We pass an array of keys to the step, and it looks sequentially for hashes that match. When it finds one, it’ll load those depedencies.

The second value in the array is known as a “fallback” and will allow CircleCI to load part of our cache. For instance, if our package.json has changed slightly, we won’t have to redownload everything.

You’ll see a message like this inside your workflow when the cache is created:

Creating cache archive...
Uploading cache archive...
Stored Cache to app-yircCA87nBHtoilUaSxwuZsPVx4OSrUcmpAoE45tPlo=
  * /home/circleci/project/node_modules

And a message like this when the cache is restored:

Found a cache from build 7 at app-yircCA87nBHtoilUaSxwuZsPVx4OSrUcmpAoE45tPlo=
Size: 5.0 MiB
Cached paths:
  * /home/circleci/project/node_modules
 
Downloading cache archive...
Validating cache...
 
Unarchiving cache...

Notice how the hashes of the cache matches. Now, every time you want to add another step to your workflow, you can just reference the cache created earlier and you’ll only have to download the dependencies once.

Using orbs

This seems really tedious—and it is! There’s a way of replacing all of this functionality with a feature that CircleCI has called “orbs.”

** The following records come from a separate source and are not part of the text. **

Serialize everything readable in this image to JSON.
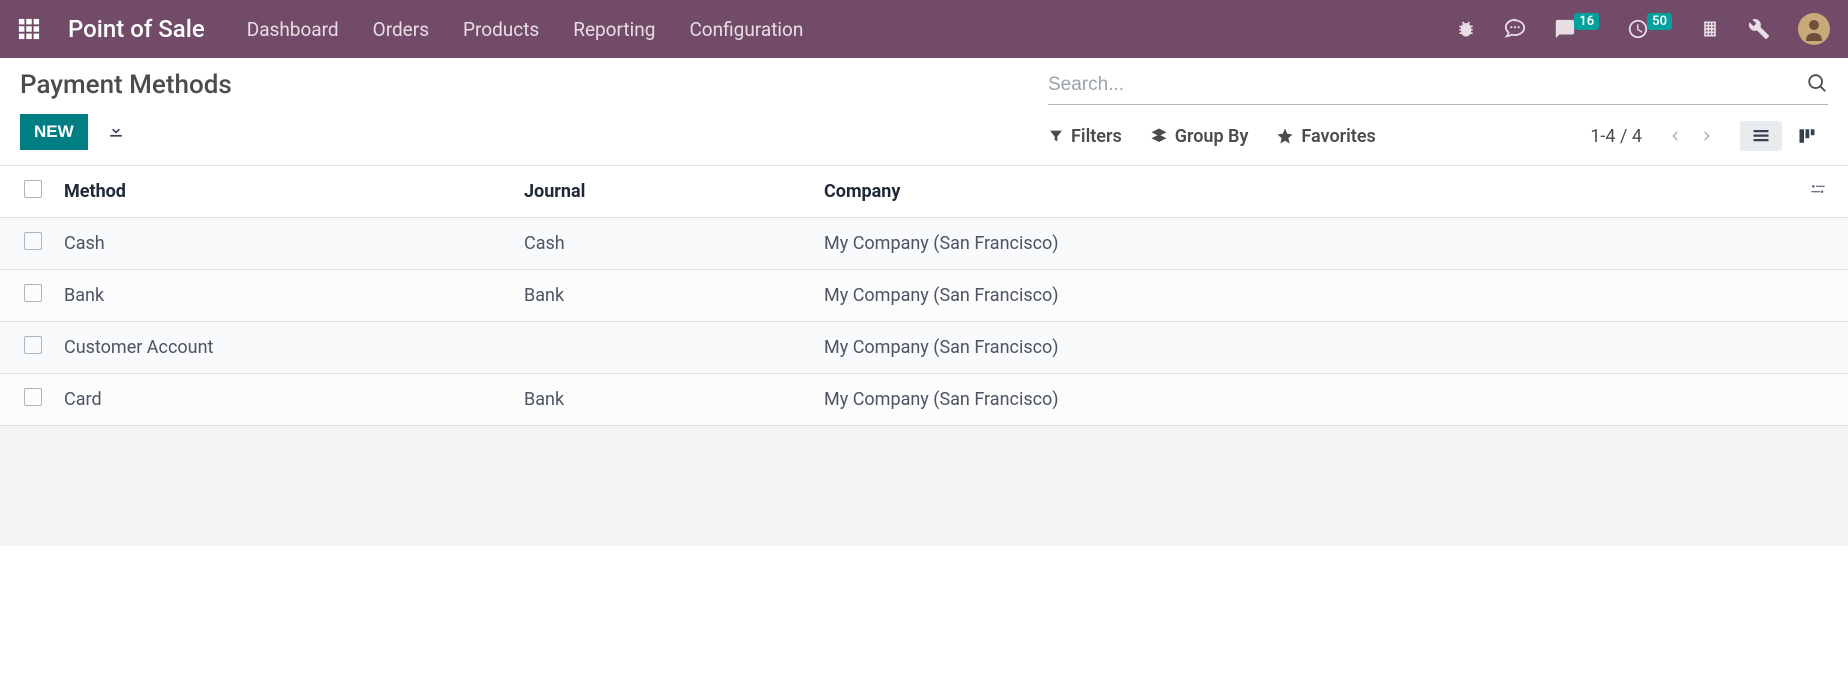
{
  "navbar": {
    "app_title": "Point of Sale",
    "menu": [
      "Dashboard",
      "Orders",
      "Products",
      "Reporting",
      "Configuration"
    ],
    "badges": {
      "messages": "16",
      "activities": "50"
    }
  },
  "page": {
    "title": "Payment Methods",
    "new_label": "NEW",
    "search_placeholder": "Search..."
  },
  "toolbar": {
    "filters_label": "Filters",
    "groupby_label": "Group By",
    "favorites_label": "Favorites",
    "pager": "1-4 / 4"
  },
  "table": {
    "headers": {
      "method": "Method",
      "journal": "Journal",
      "company": "Company"
    },
    "rows": [
      {
        "method": "Cash",
        "journal": "Cash",
        "company": "My Company (San Francisco)"
      },
      {
        "method": "Bank",
        "journal": "Bank",
        "company": "My Company (San Francisco)"
      },
      {
        "method": "Customer Account",
        "journal": "",
        "company": "My Company (San Francisco)"
      },
      {
        "method": "Card",
        "journal": "Bank",
        "company": "My Company (San Francisco)"
      }
    ]
  }
}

Orbs are basically blocks of configuration that give us a shortcut to writing out commonly used commands. Nearly every NodeJS developer wants to be able to install their project and cache the dependencies. Instead of manually writing all of this out every time, we can just reference the NodeJS orb in the top of our configuration file. That gives us access to special steps inside of our jobs.

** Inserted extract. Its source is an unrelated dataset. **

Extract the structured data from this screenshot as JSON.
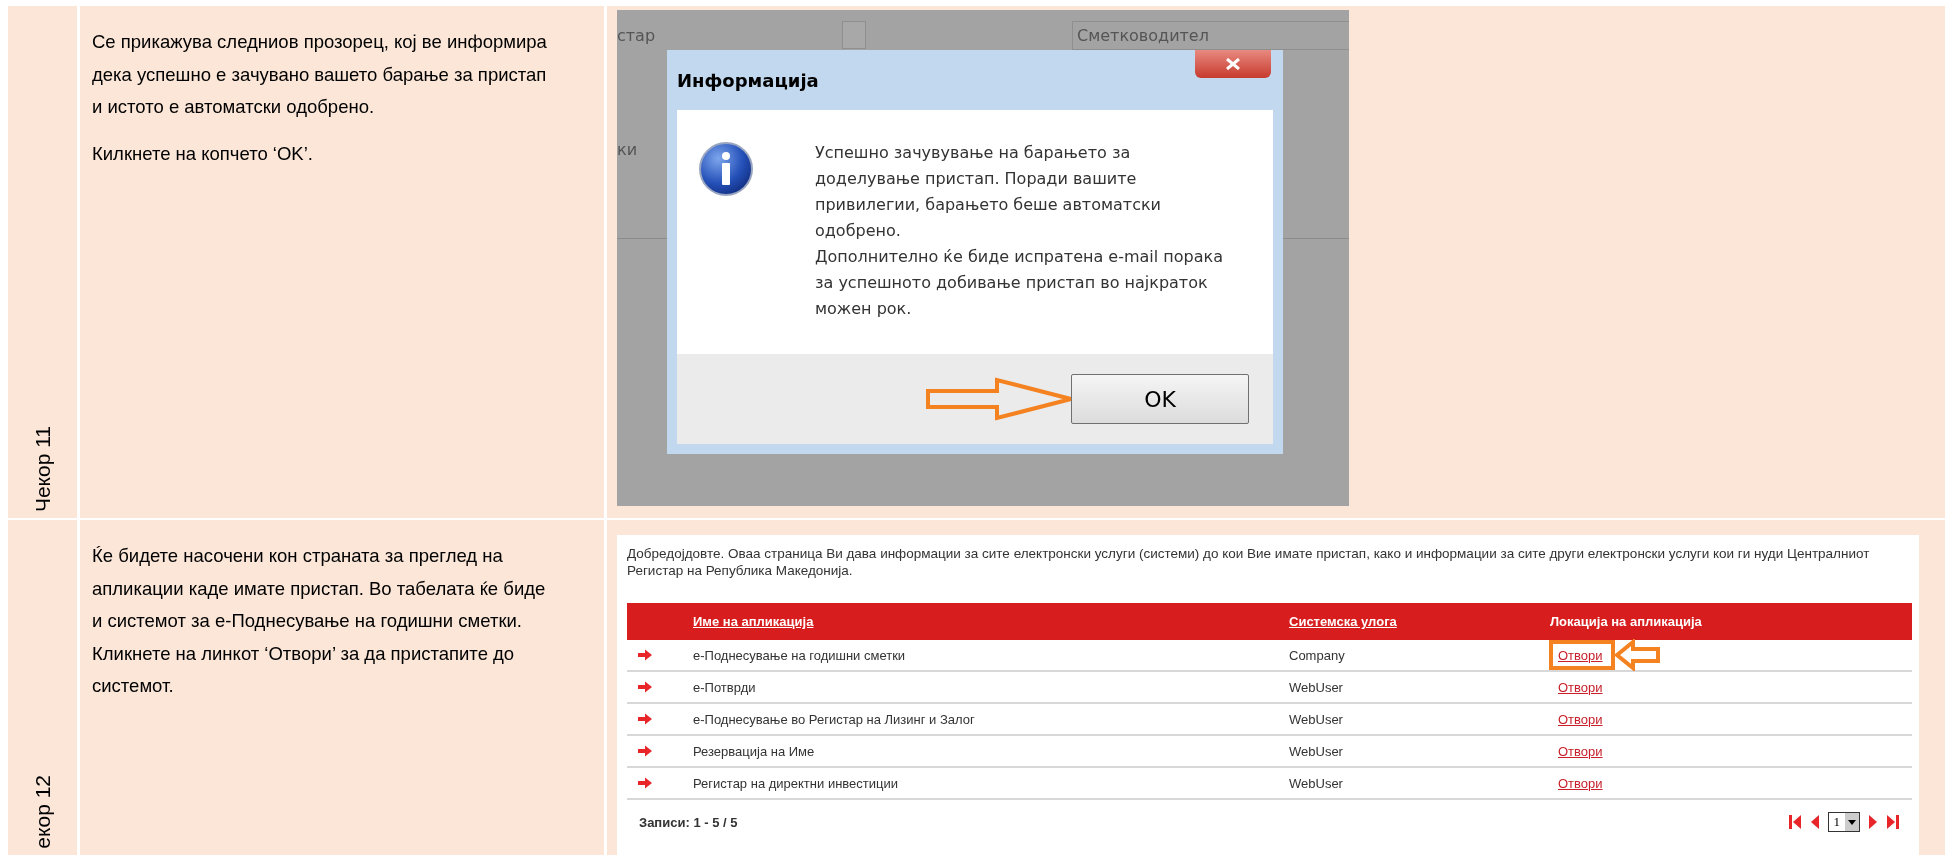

Here’s the same functionality re-written with Orbs:

.circleci/config.yml
version: 2.1
orbs:
  node: circleci/node@4.5.1
jobs:
  start:
    executor: node/default
    steps:
      - checkout
      - node/install-packages
      - run: |
          npm run lint
workflows:
  start_app:
    jobs:
      - start

Notice that we specify we want to use the orb on lines 2 and 3, and we pass in the node/default as our executor. Then, inside of the steps, we have access to a special step provided by that orb: the node/install-packages step. This step will take care of all of our caching for us.

Why did we go through the pain of writing out this whole thing manually? Because it’s important to understand what’s happening behind the scenes when we use the Orb! And now you know.